It Started With a Concussion
Unlike many people who live with migraine, my journey had pretty clear beginnings. My very first migraine came on while I was hanging out with friends in a Toronto restaurant called, of all things, Nirvana. First the lights started glowing more strongly. Then my friends’ voices and the clinking of dishes became loud and distracting. Then my head began to feel just a tad too tight for my skull. The only thing I could stay focused on was my post-dinner chocolate craving, which was more intense than usual. I took myself home to my dark quiet bedroom and then the nausea crept in. I wondered briefly if these were the pesky “migraines” my mother was always dealing with. Then I slept if off, and more or less forgot about it.
What happens after the fall?
A few months later on a beautiful spring day, I was cycling home from the gym (a place I used to frequent with voracity) with a friend. I made a brazen move to pass another cyclist and landed my front tire directly in the rut of a streetcar track. Time slowed, and the feelings of panic and calm washed over me simultaneously as my body floated down to the black pavement. A quick moment of darkness, and I was already trying to push myself off the ground. Helping me to the sidewalk, my friend and I inspected the damage. Bloody elbow, knees, and chin. Very sore jaw. I’d been over my handlebars before and bounced back in a jiffy. Surely this would be no different.
But it was. I wanted to lie in the dark and sleep for days. I was tired all the time. As the scabs fell off and the scars started to fade, I started to experience constant muscle stiffness, endless urges to nap, trouble with word retrieval, jaw pain that interfered with regular chewing, and for the first time in my life, carsickness. Instinctively, I took up gentle exercise and yoga. These helped a little.
The following fall, I started to have weekly migraines. My doctor prescribed triptans. I medicated at the first sign of attack, always. The migraine attacks became more frequent. The triptans stopped working. My doctor prescribed T3s. The migraine attacks became more frequent again. The T3s stopped working. My doctor finally referred me to a specialist. I had chronic migraine, in part no doubt to medication overuse, and I was forced to take sick leave from my teaching job.

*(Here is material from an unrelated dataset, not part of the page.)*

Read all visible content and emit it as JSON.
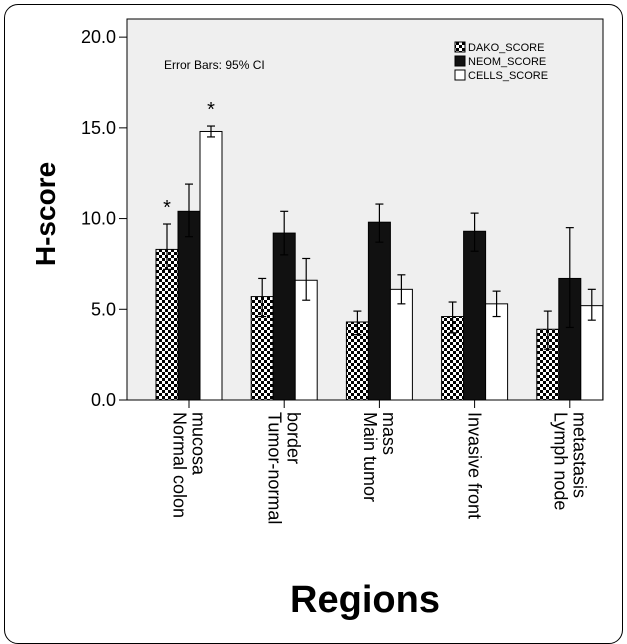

Since then my life has changed dramatically to treat and accommodate migraine. There have been many silver linings. But, like most of us, I can’t help asking myself sometimes, what if? What if I hadn’t made that dumb move on my bike? What if I had been referred to a specialist right away? What if I had learned about preventative “lifestyle” modifications and medication overuse back when the migraines were still weekly? What would my life look like?
Of course these questions are not really productive. Maybe I would still be working my but off in the big city, rocking my number #1 career choice. Maybe not. It really doesn’t matter. But one thing that does matter, that could actually improve outcomes for other people in the future, is if migraine disease were handled with greater care and seriousness the moment it rears its head. Although both concussion and migraine are still poorly understood and difficult to treat, there is a part of me that wonders how things might have turned out differently if I had some basic information early on.
I'm curious to know if there are readers out there with similar experiences. Did your migraines start or escalate as a result of concussion?
How much has your migraine disease changed or evolved over time?